I have been struggling with combining your 3 points in my classroom, as I just blogged about moments ago. We all need starting places as Prensky suggests.
I think this is a great site for many to enter, explore, and/or expand their 2.0 experiences.
Sorry it doesn't work for you (right now) but in the end we all have to make choices about what is important to us.
I like the reference to "single node" that David puts forth -- and I agree.
I remember when I joined here, there were just a few hundred folks (just a few months ago) and now, wow, it is amazing, and I often suggest teachers interested in tech but with no starting point to come here and engage in conversation. The community has become a bit too large for me, too.
I am not quite as engaged as I once was, but my rss is always full of great conversations from Classroom 2.0 and it is heartening how many people have responded to this one post, don't you think?
We can agree on things, and disagree on others, but I think it is clear this is a caring community concerned with our students and learning and wondering where the path ahead is going to lead us.
Repost from my blog:

Has anyone ever been kidnapped by a stranger because someone saw their personal information online?

I'm not saying the Internet is always a safe place for kids. But sometimes it seems like we get really worked up over the wrong things. Recently there's been a brouhaha at Classroom2.0 because some new members appeared who are elementary school kids. Their pictures were posted along with their names and their school. Assuming the teacher who led them in this activity had parental permission (after all, some kids need to stay hidden because of custodial issues), what is the real danger here? Other than maybe taking their photos and then editing them inappropriately (which can be done with scanned yearbook photos or newspaper clippings as well), I don't understand the fuss.

It seems to me that online dangers mostly come from kids interacting with adults and then agreeing to meet them in person - not from random adults finding personal information about random children and then snatching them against their will. Am I wrong?

If the danger is from interaction rather than information, then we need to target our instruction to interaction. Honesty on the part of kids goes a long way, both honesty in not pretending to be older than they are when signing up for services and honesty with their parents about their online activities.
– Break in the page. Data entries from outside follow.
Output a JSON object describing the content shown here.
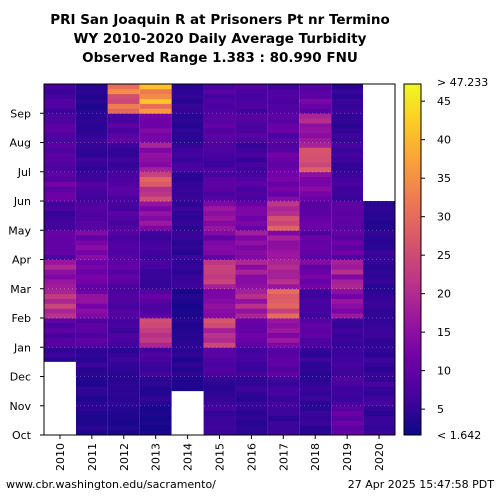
{
  "header": {
    "title_line1": "PRI San Joaquin R at Prisoners Pt nr Termino",
    "title_line2": "WY 2010-2020 Daily Average Turbidity",
    "title_line3": "Observed Range 1.383 : 80.990 FNU"
  },
  "footer": {
    "source_url": "www.cbr.washington.edu/sacramento/",
    "timestamp": "27 Apr 2025 15:47:58 PDT"
  },
  "colors": {
    "scale": [
      "#0d0887",
      "#46039f",
      "#7201a8",
      "#9c179e",
      "#bd3786",
      "#d8576b",
      "#ed7953",
      "#fb9f3a",
      "#fdca26",
      "#f0f921"
    ],
    "missing": "#ffffff",
    "gap_line": "#ffffff"
  },
  "chart_data": {
    "type": "heatmap",
    "title": "PRI San Joaquin R at Prisoners Pt nr Termino WY 2010-2020 Daily Average Turbidity",
    "x_categories": [
      "2010",
      "2011",
      "2012",
      "2013",
      "2014",
      "2015",
      "2016",
      "2017",
      "2018",
      "2019",
      "2020"
    ],
    "y_categories": [
      "Oct",
      "Nov",
      "Dec",
      "Jan",
      "Feb",
      "Mar",
      "Apr",
      "May",
      "Jun",
      "Jul",
      "Aug",
      "Sep"
    ],
    "colorbar": {
      "min": 1.642,
      "max": 47.233,
      "min_label": "< 1.642",
      "max_label": "> 47.233",
      "ticks": [
        "5",
        "10",
        "15",
        "20",
        "25",
        "30",
        "35",
        "40",
        "45"
      ],
      "tick_values": [
        5,
        10,
        15,
        20,
        25,
        30,
        35,
        40,
        45
      ]
    },
    "missing_data": [
      {
        "year": "2010",
        "from": "Oct",
        "to": "mid-Dec"
      },
      {
        "year": "2014",
        "from": "Oct",
        "to": "mid-Nov"
      },
      {
        "year": "2020",
        "from": "Jun",
        "to": "Sep"
      }
    ],
    "monthly_typical": [
      {
        "year": "2010",
        "values": [
          null,
          null,
          5,
          8,
          22,
          16,
          9,
          6,
          10,
          8,
          9,
          7
        ]
      },
      {
        "year": "2011",
        "values": [
          4,
          4,
          5,
          9,
          13,
          12,
          12,
          8,
          7,
          5,
          5,
          4
        ]
      },
      {
        "year": "2012",
        "values": [
          3,
          4,
          5,
          7,
          8,
          9,
          8,
          8,
          8,
          6,
          8,
          30
        ]
      },
      {
        "year": "2013",
        "values": [
          3,
          4,
          7,
          22,
          9,
          6,
          6,
          14,
          24,
          16,
          13,
          38
        ]
      },
      {
        "year": "2014",
        "values": [
          null,
          3,
          4,
          4,
          3,
          5,
          5,
          5,
          5,
          6,
          4,
          5
        ]
      },
      {
        "year": "2015",
        "values": [
          6,
          5,
          8,
          22,
          14,
          20,
          12,
          17,
          8,
          7,
          9,
          8
        ]
      },
      {
        "year": "2016",
        "values": [
          4,
          5,
          6,
          10,
          19,
          17,
          16,
          11,
          8,
          6,
          8,
          7
        ]
      },
      {
        "year": "2017",
        "values": [
          5,
          6,
          8,
          16,
          28,
          21,
          17,
          24,
          12,
          10,
          9,
          8
        ]
      },
      {
        "year": "2018",
        "values": [
          5,
          5,
          5,
          9,
          6,
          12,
          9,
          10,
          13,
          24,
          18,
          11
        ]
      },
      {
        "year": "2019",
        "values": [
          10,
          7,
          6,
          6,
          14,
          17,
          10,
          8,
          7,
          6,
          5,
          5
        ]
      },
      {
        "year": "2020",
        "values": [
          5,
          6,
          5,
          5,
          5,
          5,
          5,
          4,
          null,
          null,
          null,
          null
        ]
      }
    ]
  }
}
Sometimes people who are hawks about this kind of thing remind me of politicians who posture to be "tough on crime" - results and reality take a backseat to rhetoric.
If ANYTHING happens to a kiddo through internet connection it makes the headlines and all the news shows. Compared to the number of kids that are online bad things happen to a teeny number--reminds me of something I heard yesterday on the news. In 1990 there were 2200 murders in NYC, this year so far there and been 428 murders and only 35 were stranger murders. What people hear on the news affects their opinion about things--dangers in NYC, predators on the internet. One bad thing happening to a kid is one too many and parents and teachers are on alert.